High on that list of new programs? Anything touching the lives of kids, impressionable enough to instill new thinking that

HGIO Youth Corps
HGIO Youth Corps

just might last a life time. So the HGIO Youth Corps (a mentor program pairing kids 14 to 17 with kids 6 to 12) kicked-off over a year ago, with activities that included wall climbing, kayaking, ropes course challenges, biking… And we were there when the kids from ShrevCORPS helped a group of “junior chefs” create their very own dill pickles (using fresh cucumbers and spices – for recipes, see our Facebook page) during an afternoon Shreveport Mobile Market.

“We have to have a wholistic approach with our kids,” said Chris Gabriel, executive vice president of Volunteers of America North Louisiana. “And I have to say, I saw real positive changes in all the kids we worked

with.”

More kid-oriented programs included games and nutritional education information. The partnership with One Great River helped push the success of these amazing programs, which touched the lives of 337 kids last month alone, according to One Great River Executive Director J Peter Bunce.

More educational fun focused on learning gardens, run by Shreveport Green and their Executive Director Donna Curtis. The food they grow now helps supply a new Mobile Market, which they launched last month. LSU AgCenter’s Grace Peterson also worked to expand an existing program (FIT — Food Initiative Taskforce –for Kids project, based in Valencia) allowing kids to work in their own community garden — planting, nurturing, harvesting and cooking all manner of produce (including a “vegetable of the month” program that introduced kids to a new veggie, which they were forced to “at least taste” before curling their nose up at it, Peterson once told us). Funny how often those kids ended up actually liking the oddly shaped greenery goodness plopped on the plate in front of them! Her program has become so successful, Peterson’s leadership helped secure new USDA grants (totaling $675,000) and her office is working with city leaders to develop three new learning gardens at various sites.

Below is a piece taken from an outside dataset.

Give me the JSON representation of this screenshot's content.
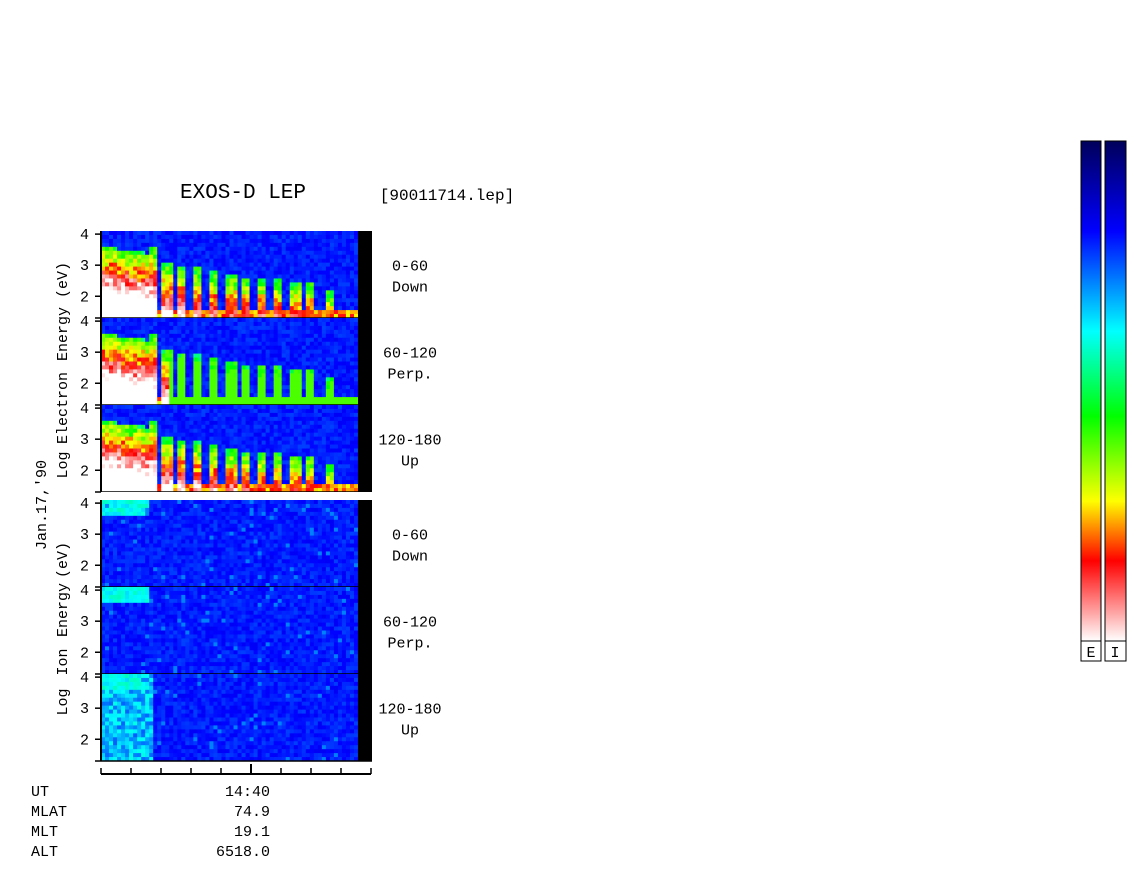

Diana Schumberg with the LSU’s Health Sciences Center got a late start, due to a hiring freeze. But a Children’s Healthy Weight & Activity Clinic is now underway and doing well. Also on the medical front, Martin Luther King Health Center hosted a series of health screenings, on site and in the community. They’ve also partnered with St. Luke’s Mobile Medical Ministry to further expand services (and now frequently refer patients back and forth).

HGIO Project Director Paula Hickman noted that even though the Challenge Grant funded project was, indeed, winding down, the goals and programs started here do not have to end (which has been, of course, the hope for our Challenge Grant projects all along — we’d help with seed money, they’d find a way to grow and flourish on their own). Said Hickman, “This group has done marvelous things by working together. And the conversation doesn’t have to stop here. The conversation from here forward needs to be about sustainability.”

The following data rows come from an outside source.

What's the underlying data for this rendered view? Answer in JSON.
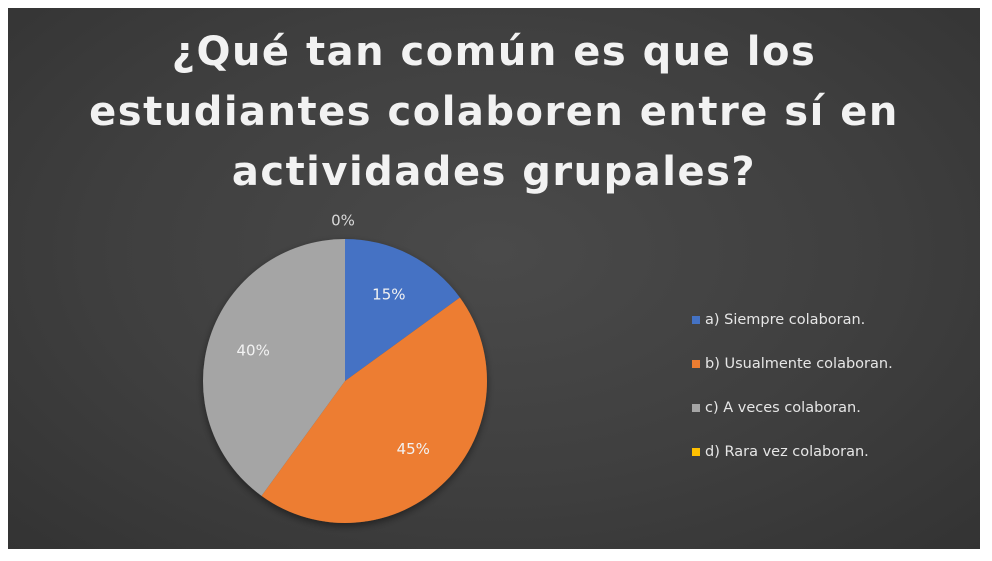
{
  "chart_data": {
    "type": "pie",
    "title": "¿Qué tan común es que los estudiantes colaboren entre sí en actividades grupales?",
    "title_lines": [
      "¿Qué tan común es que los",
      "estudiantes colaboren entre sí en",
      "actividades grupales?"
    ],
    "categories": [
      "a) Siempre colaboran.",
      "b) Usualmente colaboran.",
      "c) A veces colaboran.",
      "d) Rara vez colaboran."
    ],
    "values": [
      15,
      45,
      40,
      0
    ],
    "data_labels": [
      "15%",
      "45%",
      "40%",
      "0%"
    ],
    "colors": [
      "#4472c4",
      "#ed7d31",
      "#a5a5a5",
      "#ffc000"
    ],
    "legend_position": "right",
    "background": "#404040"
  }
}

In fact, a new community collaboration is already in the works. We were there for the first informational meeting of biking enthusiasts regarding plans to expand safe walking and biking paths throughout the region. The program is a springboard effort from HGIO partner ThinkFirst and LSUS, which submitted a “Bike and Pedestrian Project” report to Shreveport’s Community Foundation.

Added Bunce, also a leader in the HGIO movement, “Collaboration is a powerful thing… It’s been great sharing program and policy ideas as a team. And thanks to the BCBSLAF Health Challenge grant to HGIO, awareness and support for obesity prevention is greater than ever in Shreveport.”